We have recently generated two de-novo transcriptomics assembly for two different but related species. These new transcripts seem quite good on the basis of quality measurements, completeness and alignment with the previously sequenced genome and annotation. We were able to pick up novel genes and previously unannotated transcripts. In order to pick the alternate spliced transcripts we are currently trying running PASA (Program to Assemble Spliced Alignment) annotation.
After PASA annotation, when I made a comparison between trinity transcripts, already existing annotation and PASA annotation in IGB. I find out a case where trinity transcripts fully supported by previously curated annotation as well as the RNASeq data, but no PASA annotation. PASA annotation only shows one fragment, rest of the parts not even present in the valid and failed .gff3 file generated by PASA [Figure]. This leads to few questions - for which I don’t have any answer. Here are my questions:
- Why there is this difference in the PASA annotation- when there is already manual curation and RNAseq depth evidences are present? And which one is correct?

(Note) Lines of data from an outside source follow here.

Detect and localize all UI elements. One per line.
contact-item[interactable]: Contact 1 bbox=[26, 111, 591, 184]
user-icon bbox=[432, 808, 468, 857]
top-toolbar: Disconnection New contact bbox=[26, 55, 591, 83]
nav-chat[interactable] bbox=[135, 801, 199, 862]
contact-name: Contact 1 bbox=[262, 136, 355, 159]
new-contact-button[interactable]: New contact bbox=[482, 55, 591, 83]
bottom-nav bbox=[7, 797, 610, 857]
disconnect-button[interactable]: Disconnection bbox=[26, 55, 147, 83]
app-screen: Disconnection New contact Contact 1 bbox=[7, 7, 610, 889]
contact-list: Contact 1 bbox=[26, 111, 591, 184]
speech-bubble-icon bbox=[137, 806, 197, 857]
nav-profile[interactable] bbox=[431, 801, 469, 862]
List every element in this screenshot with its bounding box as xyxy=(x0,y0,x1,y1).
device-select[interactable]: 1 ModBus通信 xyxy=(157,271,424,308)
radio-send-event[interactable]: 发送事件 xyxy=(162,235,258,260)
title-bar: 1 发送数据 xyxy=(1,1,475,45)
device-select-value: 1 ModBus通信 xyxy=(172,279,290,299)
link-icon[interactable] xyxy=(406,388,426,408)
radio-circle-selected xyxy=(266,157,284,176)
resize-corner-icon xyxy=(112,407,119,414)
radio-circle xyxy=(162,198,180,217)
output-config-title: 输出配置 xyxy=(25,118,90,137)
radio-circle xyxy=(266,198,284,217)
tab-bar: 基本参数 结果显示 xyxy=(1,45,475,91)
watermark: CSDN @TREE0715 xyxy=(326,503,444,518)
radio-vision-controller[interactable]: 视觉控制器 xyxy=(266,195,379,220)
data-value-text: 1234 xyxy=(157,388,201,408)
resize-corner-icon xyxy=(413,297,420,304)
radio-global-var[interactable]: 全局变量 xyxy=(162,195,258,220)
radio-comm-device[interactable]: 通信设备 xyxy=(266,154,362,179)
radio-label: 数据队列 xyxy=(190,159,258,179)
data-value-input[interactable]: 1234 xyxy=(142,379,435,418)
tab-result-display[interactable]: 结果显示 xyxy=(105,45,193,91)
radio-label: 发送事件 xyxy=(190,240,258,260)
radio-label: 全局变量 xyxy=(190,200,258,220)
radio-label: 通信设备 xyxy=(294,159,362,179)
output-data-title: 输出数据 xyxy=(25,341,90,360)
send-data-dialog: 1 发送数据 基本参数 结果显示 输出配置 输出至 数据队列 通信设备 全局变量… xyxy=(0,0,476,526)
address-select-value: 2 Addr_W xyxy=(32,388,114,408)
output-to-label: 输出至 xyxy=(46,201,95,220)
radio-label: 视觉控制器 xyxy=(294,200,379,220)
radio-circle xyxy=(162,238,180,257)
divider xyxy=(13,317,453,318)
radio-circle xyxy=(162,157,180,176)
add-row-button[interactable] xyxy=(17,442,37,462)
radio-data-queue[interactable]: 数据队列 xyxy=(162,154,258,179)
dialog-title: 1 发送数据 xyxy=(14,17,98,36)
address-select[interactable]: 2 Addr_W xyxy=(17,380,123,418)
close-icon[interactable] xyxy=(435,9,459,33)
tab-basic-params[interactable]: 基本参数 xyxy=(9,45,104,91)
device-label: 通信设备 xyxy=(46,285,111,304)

- PASA annotation using blat and gmap for the alignment of transcripts to the genome. And we have also used blat to align the transcript to the genome. Then why there is different in two blat alignment?
Data used for Transcriptomics assembly = 100 bp Paired end reads, non-strand specific
Attached figure description:-
Dark Blue colour = New assembled transcript annotation [this is the annotation generated by aligning assembled transcripts with the genome using blat].
Orange = existing curated annotation.
Red = PASA annotation
Blue colours = shows valid alignment annotation for blat and gmap respectively.
Read Depth = Green for control and Dark red = Knock-out
I am very much looking forward for the reply. Any suggestions/view would be very helpful.
PS = I also posting the same post in the seq-answer.